Doing something on wireless data so an image of fiber optic cable or someone using laptop or e-reader via a wireless connection would work.
AT&T and Verizon may be bitter rivals, but first-quarter earnings from the telco titans this week showed both are now deriving a third of their revenue from wireless data services. AT&T continued to reap the benefit of offering the iPhone exclusively, with 2.7 million activations in the quarter, accounting for a third of new customer sign-ups.
But the nation's No. 2 carrier also touted its broader connected-devices strategy, with the number of smartphones, e-book readers, and other mobile machines increasing by 1.1 million to 5.8 million. The company's splashy new "Rethink Possible" ad campaign underscores the shift from voice calling to powering a variety of wireless data services.

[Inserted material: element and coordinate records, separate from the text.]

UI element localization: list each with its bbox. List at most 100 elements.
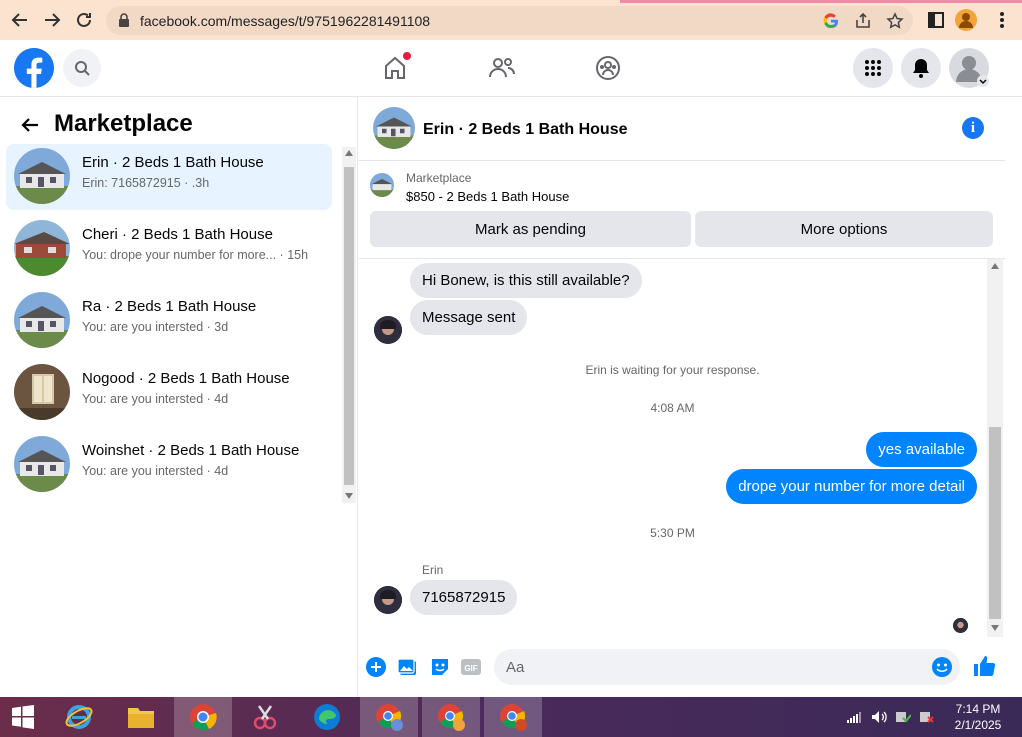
like-thumbs-up-icon[interactable] — [972, 654, 996, 678]
url-text: facebook.com/messages/t/9751962281491108 — [140, 13, 431, 29]
mark-as-pending-button[interactable]: Mark as pending — [370, 211, 691, 247]
lock-icon — [118, 13, 130, 32]
conversation-snippet: You: are you intersted · 3d — [82, 320, 229, 334]
chrome-profile-taskbar-icon[interactable] — [484, 697, 542, 737]
clock-date: 2/1/2025 — [954, 718, 1002, 732]
chat-listing-avatar[interactable] — [373, 107, 415, 149]
volume-icon[interactable] — [868, 697, 890, 737]
sender-avatar[interactable] — [374, 586, 402, 614]
chat-header: Erin · 2 Beds 1 Bath House i — [359, 97, 1005, 161]
message-input[interactable]: Aa — [494, 649, 960, 685]
conversation-snippet: You: drope your number for more... · 15h — [82, 248, 309, 262]
google-icon[interactable] — [822, 12, 840, 30]
browser-profile-avatar[interactable] — [955, 9, 977, 31]
listing-thumbnail — [14, 364, 70, 420]
message-composer: GIF Aa — [359, 645, 1005, 691]
conversation-title: Cheri · 2 Beds 1 Bath House — [82, 226, 273, 243]
reload-icon[interactable] — [72, 8, 96, 32]
listing-thumbnail — [14, 220, 70, 276]
conversation-item[interactable]: Ra · 2 Beds 1 Bath House You: are you in… — [6, 288, 332, 354]
message-input-placeholder: Aa — [506, 659, 525, 676]
sticker-icon[interactable] — [429, 656, 451, 678]
security-icon[interactable] — [892, 697, 914, 737]
conversation-snippet: Erin: 7165872915 · .3h — [82, 176, 210, 190]
flag-icon[interactable] — [916, 697, 938, 737]
emoji-icon[interactable] — [931, 656, 953, 678]
outgoing-message[interactable]: drope your number for more detail — [726, 469, 977, 504]
facebook-header — [0, 40, 1022, 97]
conversation-snippet: You: are you intersted · 4d — [82, 464, 229, 478]
outgoing-message[interactable]: yes available — [866, 432, 977, 467]
chrome-taskbar-icon[interactable] — [174, 697, 232, 737]
conversation-list-panel: Marketplace Erin · 2 Beds 1 Bath House E… — [0, 97, 358, 697]
listing-price[interactable]: $850 - 2 Beds 1 Bath House — [406, 189, 569, 204]
conversation-snippet: You: are you intersted · 4d — [82, 392, 229, 406]
message-thread: Hi Bonew, is this still available? Messa… — [359, 259, 986, 637]
listing-thumbnail — [14, 292, 70, 348]
listing-thumbnail — [14, 148, 70, 204]
incoming-message[interactable]: Message sent — [410, 300, 528, 335]
windows-start-icon[interactable] — [0, 697, 46, 737]
notifications-bell-icon[interactable] — [901, 48, 941, 88]
sender-avatar[interactable] — [374, 316, 402, 344]
edge-icon[interactable] — [298, 697, 356, 737]
windows-taskbar: 7:14 PM 2/1/2025 — [0, 697, 1022, 737]
conversation-title: Nogood · 2 Beds 1 Bath House — [82, 370, 290, 387]
address-bar[interactable]: facebook.com/messages/t/9751962281491108 — [106, 6, 913, 35]
photo-icon[interactable] — [397, 656, 419, 678]
chrome-profile-taskbar-icon[interactable] — [422, 697, 480, 737]
svg-text:GIF: GIF — [464, 664, 477, 673]
search-icon[interactable] — [63, 49, 101, 87]
share-icon[interactable] — [854, 12, 872, 30]
gif-icon[interactable]: GIF — [460, 656, 482, 678]
timestamp: 4:08 AM — [650, 401, 695, 415]
sidepanel-icon[interactable] — [924, 8, 948, 32]
read-receipt-avatar — [953, 618, 968, 633]
clock-time: 7:14 PM — [955, 702, 1001, 716]
timestamp: 5:30 PM — [650, 526, 695, 540]
conversation-title: Erin · 2 Beds 1 Bath House — [82, 154, 264, 171]
snipping-tool-icon[interactable] — [236, 697, 294, 737]
taskbar-clock[interactable]: 7:14 PM 2/1/2025 — [948, 701, 1008, 733]
incoming-message[interactable]: 7165872915 — [410, 580, 518, 615]
chrome-profile-taskbar-icon[interactable] — [360, 697, 418, 737]
conversation-list-scrollbar[interactable] — [342, 147, 356, 503]
groups-icon[interactable] — [592, 52, 624, 84]
chat-title[interactable]: Erin · 2 Beds 1 Bath House — [423, 121, 628, 139]
marketplace-listing-bar: Marketplace $850 - 2 Beds 1 Bath House M… — [359, 161, 1005, 259]
incoming-message[interactable]: Hi Bonew, is this still available? — [410, 263, 642, 298]
conversation-item[interactable]: Erin · 2 Beds 1 Bath House Erin: 7165872… — [6, 144, 332, 210]
plus-circle-icon[interactable] — [365, 656, 387, 678]
conversation-item[interactable]: Cheri · 2 Beds 1 Bath House You: drope y… — [6, 216, 332, 282]
conversation-item[interactable]: Nogood · 2 Beds 1 Bath House You: are yo… — [6, 360, 332, 426]
forward-icon[interactable] — [40, 8, 64, 32]
more-options-button[interactable]: More options — [695, 211, 993, 247]
listing-thumbnail[interactable] — [370, 173, 394, 197]
tab-strip-accent — [620, 0, 1022, 3]
message-thread-scrollbar[interactable] — [987, 259, 1003, 637]
account-avatar[interactable] — [949, 48, 989, 88]
browser-menu-icon[interactable] — [990, 8, 1014, 32]
network-icon[interactable] — [844, 697, 864, 737]
conversation-title: Woinshet · 2 Beds 1 Bath House — [82, 442, 300, 459]
internet-explorer-icon[interactable] — [50, 697, 108, 737]
home-notification-dot — [403, 52, 411, 60]
info-icon[interactable]: i — [962, 117, 984, 139]
listing-label: Marketplace — [406, 171, 472, 185]
listing-thumbnail — [14, 436, 70, 492]
bookmark-star-icon[interactable] — [886, 12, 904, 30]
waiting-notice: Erin is waiting for your response. — [585, 363, 760, 377]
file-explorer-icon[interactable] — [112, 697, 170, 737]
sender-name: Erin — [422, 563, 444, 577]
conversation-item[interactable]: Woinshet · 2 Beds 1 Bath House You: are … — [6, 432, 332, 498]
menu-grid-icon[interactable] — [853, 48, 893, 88]
facebook-logo-icon[interactable] — [14, 48, 54, 88]
panel-title: Marketplace — [54, 110, 193, 137]
back-icon[interactable] — [8, 8, 32, 32]
back-arrow-icon[interactable] — [18, 113, 42, 137]
browser-toolbar: facebook.com/messages/t/9751962281491108 — [0, 0, 1022, 40]
friends-icon[interactable] — [486, 52, 518, 84]
scrollbar-thumb[interactable] — [344, 167, 354, 485]
conversation-title: Ra · 2 Beds 1 Bath House — [82, 298, 257, 315]
scrollbar-thumb[interactable] — [989, 427, 1001, 619]
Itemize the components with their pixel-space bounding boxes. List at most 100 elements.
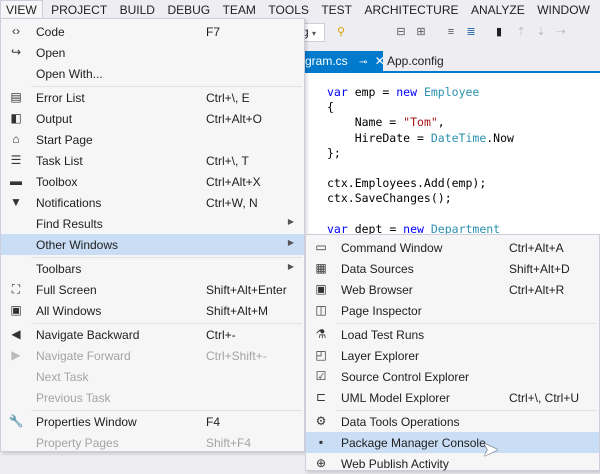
menu-item-label: Toolbox (36, 175, 78, 189)
menu-item-data-sources[interactable]: ▦ Data Sources Shift+Alt+D (306, 258, 599, 279)
menu-team[interactable]: TEAM (219, 0, 260, 19)
menu-item-data-tools-operations[interactable]: ⚙ Data Tools Operations (306, 411, 599, 432)
menu-item-code[interactable]: ‹› Code F7 (1, 21, 304, 42)
menu-item-previous-task[interactable]: Previous Task (1, 387, 304, 408)
error-list-icon: ▤ (10, 90, 22, 104)
menu-item-label: Find Results (36, 217, 103, 231)
menu-item-notifications[interactable]: ▼ Notifications Ctrl+W, N (1, 192, 304, 213)
wrench-icon: 🔧 (8, 414, 24, 428)
code-token: .Now (486, 130, 514, 145)
menu-item-layer-explorer[interactable]: ◰ Layer Explorer (306, 345, 599, 366)
menu-item-label: UML Model Explorer (341, 391, 450, 405)
menu-item-label: Package Manager Console (341, 436, 486, 450)
editor-margin (0, 452, 305, 471)
menu-window[interactable]: WINDOW (533, 0, 594, 19)
menu-item-find-results[interactable]: Find Results ▶ (1, 213, 304, 234)
menu-item-page-inspector[interactable]: ◫ Page Inspector (306, 300, 599, 321)
menu-item-navigate-forward[interactable]: ▶ Navigate Forward Ctrl+Shift+- (1, 345, 304, 366)
menu-item-full-screen[interactable]: ⛶ Full Screen Shift+Alt+Enter (1, 279, 304, 300)
menu-item-shortcut: Ctrl+Alt+X (206, 175, 261, 189)
menu-item-label: Next Task (36, 370, 89, 384)
tab-program-cs[interactable]: gram.cs ⊸ ✕ (305, 51, 385, 71)
menu-item-error-list[interactable]: ▤ Error List Ctrl+\, E (1, 87, 304, 108)
menu-item-label: Navigate Backward (36, 328, 140, 342)
menu-view[interactable]: VIEW (0, 0, 43, 19)
data-sources-icon: ▦ (315, 261, 327, 275)
layer-explorer-icon: ◰ (315, 348, 327, 362)
page-inspector-icon: ◫ (315, 303, 327, 317)
submenu-arrow-icon: ▶ (287, 238, 294, 247)
menu-item-label: Full Screen (36, 283, 97, 297)
menu-item-output[interactable]: ◧ Output Ctrl+Alt+O (1, 108, 304, 129)
full-screen-icon: ⛶ (11, 282, 21, 296)
menu-item-load-test-runs[interactable]: ⚗ Load Test Runs (306, 324, 599, 345)
web-browser-icon: ▣ (315, 282, 327, 296)
menu-project[interactable]: PROJECT (47, 0, 111, 19)
menu-item-open[interactable]: ↪ Open (1, 42, 304, 63)
menu-item-navigate-backward[interactable]: ◀ Navigate Backward Ctrl+- (1, 324, 304, 345)
menu-item-shortcut: Ctrl+Alt+O (206, 112, 263, 126)
menu-item-next-task[interactable]: Next Task (1, 366, 304, 387)
other-windows-submenu: ▭ Command Window Ctrl+Alt+A ▦ Data Sources Sh… (305, 234, 600, 471)
menu-item-label: Layer Explorer (341, 349, 420, 363)
submenu-arrow-icon: ▶ (287, 262, 294, 271)
tab-app-config[interactable]: App.config (387, 54, 444, 68)
menu-test[interactable]: TEST (317, 0, 356, 19)
menu-tools[interactable]: TOOLS (264, 0, 312, 19)
code-token: ctx.SaveChanges(); (327, 191, 452, 206)
navigate-backward-icon: ◀ (11, 327, 21, 341)
menu-architecture[interactable]: ARCHITECTURE (360, 0, 462, 19)
menu-item-label: Web Browser (341, 283, 413, 297)
load-test-icon: ⚗ (315, 327, 327, 341)
menu-item-web-browser[interactable]: ▣ Web Browser Ctrl+Alt+R (306, 279, 599, 300)
navigate-forward-icon: ▶ (11, 348, 21, 362)
menu-item-source-control-explorer[interactable]: ☑ Source Control Explorer (306, 366, 599, 387)
menu-item-task-list[interactable]: ☰ Task List Ctrl+\, T (1, 150, 304, 171)
menu-item-open-with[interactable]: Open With... (1, 63, 304, 84)
menu-item-start-page[interactable]: ⌂ Start Page (1, 129, 304, 150)
menu-item-label: Load Test Runs (341, 328, 425, 342)
menu-item-other-windows[interactable]: Other Windows ▶ (1, 234, 304, 255)
outdent-icon[interactable]: ⊞ (415, 26, 427, 38)
chevron-down-icon: ▾ (312, 29, 317, 38)
menu-item-package-manager-console[interactable]: ▪ Package Manager Console (306, 432, 599, 453)
indent-icon[interactable]: ⊟ (395, 26, 407, 38)
menu-item-label: Notifications (36, 196, 102, 210)
menu-item-all-windows[interactable]: ▣ All Windows Shift+Alt+M (1, 300, 304, 321)
comment-icon[interactable]: ≡ (445, 26, 457, 38)
menu-item-label: Data Tools Operations (341, 415, 460, 429)
menu-item-shortcut: Ctrl+\, Ctrl+U (509, 391, 580, 405)
menu-item-label: Open (36, 46, 66, 60)
code-icon: ‹› (12, 24, 20, 38)
code-token: ctx.Employees.Add(emp); (327, 176, 487, 191)
task-list-icon: ☰ (10, 153, 22, 167)
menu-item-properties-window[interactable]: 🔧 Properties Window F4 (1, 411, 304, 432)
menu-item-command-window[interactable]: ▭ Command Window Ctrl+Alt+A (306, 237, 599, 258)
clear-bookmarks-icon[interactable]: ⇢ (555, 26, 567, 38)
next-bookmark-icon[interactable]: ⇣ (535, 26, 547, 38)
start-page-icon: ⌂ (12, 132, 20, 146)
menu-debug[interactable]: DEBUG (163, 0, 214, 19)
menu-item-label: Source Control Explorer (341, 370, 470, 384)
menu-item-shortcut: Ctrl+\, T (206, 154, 249, 168)
menu-item-uml-model-explorer[interactable]: ⊏ UML Model Explorer Ctrl+\, Ctrl+U (306, 387, 599, 408)
menu-analyze[interactable]: ANALYZE (467, 0, 529, 19)
uncomment-icon[interactable]: ≣ (465, 26, 477, 38)
menu-build[interactable]: BUILD (116, 0, 159, 19)
close-icon[interactable]: ✕ (375, 54, 385, 68)
menu-item-shortcut: Ctrl+\, E (206, 91, 250, 105)
menu-item-label: Property Pages (36, 436, 119, 450)
menu-item-property-pages[interactable]: Property Pages Shift+F4 (1, 432, 304, 453)
pin-icon[interactable]: ⊸ (359, 57, 367, 68)
menu-item-shortcut: Shift+Alt+D (509, 262, 570, 276)
menu-item-toolbox[interactable]: ▬ Toolbox Ctrl+Alt+X (1, 171, 304, 192)
menu-item-label: Page Inspector (341, 304, 422, 318)
menu-item-shortcut: F7 (206, 25, 221, 39)
find-icon[interactable]: ⚲ (335, 26, 347, 38)
menu-item-label: Open With... (36, 67, 103, 81)
menu-item-toolbars[interactable]: Toolbars ▶ (1, 258, 304, 279)
bookmark-icon[interactable]: ▮ (493, 26, 505, 38)
code-token: , (437, 115, 445, 130)
prev-bookmark-icon[interactable]: ⇡ (515, 26, 527, 38)
menu-item-shortcut: Shift+Alt+Enter (206, 283, 287, 297)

All that helped AT&T generate a higher wireless operating income margin -- 29.9% versus 26.9% in the year-earlier period. Verizon's wireless margin also increased (by 0.7%) to 28.9% as the company added 1.5 million net new wireless customers in the quarter, along with 7.3 million data connections to other devices including e-readers and GPS devices.
Verizon also placed a big bet on mobile media during the quarter by shelling out a reported $720 million on a four-year deal with the NFL to distribute live games via mobile starting next season. So while the carriers are investing huge amounts in upgrading their network infrastructure and content offerings, they're already booking financial gains from the surging demand for mobile data access.
Nevertheless, both companies have suggested this year that a shift toward tiered pricing on data services is inevitable to curb usage by the heaviest bandwidth-users. In AT&T's earnings conference call Tuesday, CFO Richard Lindner was more circumspect in discussing tiered pricing when asked about it.
But he mentioned factors that would justify the step -- including limited spectrum, increased demand from new devices and applications (hello, iPad), and disproportionately high use from a minority of users.
"So that's kind of the whole thing on data pricing, and it will, I suspect, evolve as we go forward in the industry -- and it'll evolve as applications and devices continue to evolve and data traffic continues to grow," he said. That's a whole lot of evolution, but how pricing will change isn't clear.
If AT&T and Verizon were losing money hand over fist on wireless services it would bolster their arguments for usage-based pricing. But that's not the case -- they're making more than ever from their wireless units and getting better margins. And trumpeting those gains to investors. So what's to complain about?